The fourth candle opens at 13.5 (above bar3's close 13.0) and closes at 9.5 (below bar1's open 10.0), striking through the three-soldier run. This matches bullish_three_line_strike_is_plus_one.

Python

python
import numpy as np
import wickra as ta

o = np.array([10.0, 10.5, 11.5, 13.5])
h = np.array([11.1, 12.1, 13.1, 13.6])
l = np.array([9.9,  10.4, 11.4, 9.4])
c = np.array([11.0, 12.0, 13.0, 9.5])

print(ta.ThreeLineStrike().batch(o, h, l, c))  # [0. 0. 0. 1.]

Node

javascript
const ta = require('wickra');
const t = new ta.ThreeLineStrike();
t.update(10, 11.1, 9.9, 11);
t.update(10.5, 12.1, 10.4, 12);
t.update(11.5, 13.1, 11.4, 13);
console.log(t.update(13.5, 13.6, 9.4, 9.5)); // 1

Streaming

rust
use wickra::{Candle, Indicator, ThreeLineStrike};

let mut t = ThreeLineStrike::new();
let candle_stream: Vec<wickra::Candle> = Vec::new(); // your live OHLCV candle feed
for bar in candle_stream {
    match t.update(bar) {
        Some(1.0)  => { /* bullish continuation — buy-the-dip context */ }
        Some(-1.0) => { /* bearish continuation */ }
        _ => {}
    }
}

Interpretation

  1. Continuation, not reversal (classically). Despite the dramatic strike candle, the historical read is that the trend resumes — the strike is a one-bar shake-out. Many modern studies dispute its edge, so treat it as context, not a signal on its own.
  2. Sign = the run. A +1.0 means the three-soldier run was bullish; the red strike bar is the pullback inside it.
  3. Confirm.
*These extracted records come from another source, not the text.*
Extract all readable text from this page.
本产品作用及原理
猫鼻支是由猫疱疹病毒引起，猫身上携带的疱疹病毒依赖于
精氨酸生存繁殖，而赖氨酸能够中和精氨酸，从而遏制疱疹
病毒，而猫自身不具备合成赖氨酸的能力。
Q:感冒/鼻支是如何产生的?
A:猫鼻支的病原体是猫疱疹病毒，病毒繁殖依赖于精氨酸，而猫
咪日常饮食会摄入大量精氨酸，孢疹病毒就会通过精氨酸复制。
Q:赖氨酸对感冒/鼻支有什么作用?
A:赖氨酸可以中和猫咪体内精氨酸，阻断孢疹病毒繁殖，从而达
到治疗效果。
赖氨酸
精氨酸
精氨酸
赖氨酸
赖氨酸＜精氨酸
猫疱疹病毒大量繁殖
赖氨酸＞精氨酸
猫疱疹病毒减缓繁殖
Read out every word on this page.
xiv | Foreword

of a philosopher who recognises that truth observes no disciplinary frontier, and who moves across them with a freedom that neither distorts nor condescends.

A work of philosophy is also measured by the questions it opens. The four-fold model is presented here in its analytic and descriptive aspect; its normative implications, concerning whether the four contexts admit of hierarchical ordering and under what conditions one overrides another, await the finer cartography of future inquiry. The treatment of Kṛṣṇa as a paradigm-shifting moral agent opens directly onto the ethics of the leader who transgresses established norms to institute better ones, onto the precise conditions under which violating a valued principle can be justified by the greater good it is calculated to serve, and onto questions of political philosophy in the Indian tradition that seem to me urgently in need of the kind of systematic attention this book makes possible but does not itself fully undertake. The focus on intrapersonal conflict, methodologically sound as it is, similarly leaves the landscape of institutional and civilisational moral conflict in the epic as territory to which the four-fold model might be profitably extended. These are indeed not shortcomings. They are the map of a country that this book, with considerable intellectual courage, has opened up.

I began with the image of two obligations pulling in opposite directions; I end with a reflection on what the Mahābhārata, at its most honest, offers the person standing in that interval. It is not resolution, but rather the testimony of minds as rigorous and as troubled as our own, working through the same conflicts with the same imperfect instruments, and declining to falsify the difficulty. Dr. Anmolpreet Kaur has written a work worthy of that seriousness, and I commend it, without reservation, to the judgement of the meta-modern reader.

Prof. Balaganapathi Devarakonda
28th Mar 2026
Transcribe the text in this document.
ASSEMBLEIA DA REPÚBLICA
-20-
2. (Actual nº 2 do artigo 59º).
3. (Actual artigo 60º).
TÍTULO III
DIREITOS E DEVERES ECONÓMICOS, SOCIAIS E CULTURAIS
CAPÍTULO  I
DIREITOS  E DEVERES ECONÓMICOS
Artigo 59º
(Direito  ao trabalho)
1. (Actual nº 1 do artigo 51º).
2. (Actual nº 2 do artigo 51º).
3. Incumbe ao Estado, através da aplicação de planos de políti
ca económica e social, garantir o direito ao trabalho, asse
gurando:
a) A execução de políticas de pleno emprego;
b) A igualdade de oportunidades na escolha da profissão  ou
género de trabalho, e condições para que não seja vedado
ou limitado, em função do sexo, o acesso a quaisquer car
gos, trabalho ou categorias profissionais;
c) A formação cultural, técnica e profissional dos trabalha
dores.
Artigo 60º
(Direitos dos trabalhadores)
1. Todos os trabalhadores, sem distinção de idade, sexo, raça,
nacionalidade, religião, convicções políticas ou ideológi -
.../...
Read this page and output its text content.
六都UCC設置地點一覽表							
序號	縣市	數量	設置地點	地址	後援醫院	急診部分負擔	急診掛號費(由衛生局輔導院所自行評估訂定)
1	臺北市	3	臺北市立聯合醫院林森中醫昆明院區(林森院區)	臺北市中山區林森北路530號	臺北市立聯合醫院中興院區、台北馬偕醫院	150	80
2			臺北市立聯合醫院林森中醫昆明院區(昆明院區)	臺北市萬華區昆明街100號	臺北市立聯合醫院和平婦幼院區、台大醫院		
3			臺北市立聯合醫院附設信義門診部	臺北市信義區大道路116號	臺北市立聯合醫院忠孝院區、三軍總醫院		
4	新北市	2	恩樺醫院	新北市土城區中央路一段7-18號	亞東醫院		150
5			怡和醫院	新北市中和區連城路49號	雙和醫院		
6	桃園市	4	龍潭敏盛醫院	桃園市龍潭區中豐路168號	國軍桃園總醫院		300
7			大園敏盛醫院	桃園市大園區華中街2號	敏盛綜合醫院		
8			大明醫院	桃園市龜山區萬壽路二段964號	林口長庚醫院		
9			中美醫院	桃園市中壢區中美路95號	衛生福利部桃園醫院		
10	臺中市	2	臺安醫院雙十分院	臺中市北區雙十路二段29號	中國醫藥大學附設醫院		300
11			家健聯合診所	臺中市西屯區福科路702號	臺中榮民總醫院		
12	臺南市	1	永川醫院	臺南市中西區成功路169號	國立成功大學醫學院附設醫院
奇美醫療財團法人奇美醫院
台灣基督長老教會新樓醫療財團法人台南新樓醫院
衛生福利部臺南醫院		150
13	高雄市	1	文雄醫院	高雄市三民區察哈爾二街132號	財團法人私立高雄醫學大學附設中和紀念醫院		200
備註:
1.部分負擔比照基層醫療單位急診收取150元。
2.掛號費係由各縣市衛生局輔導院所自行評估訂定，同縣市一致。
Wait for the trend to actually resume before acting.

Common pitfalls

  • Reading the strike candle's colour as the signal. The output sign follows the three-bar run, not the fourth bar.
  • Over-trusting it. Empirical reliability is mixed; use only with corroborating context.

References

  • Steve Nison, Japanese Candlestick Charting Techniques (1991).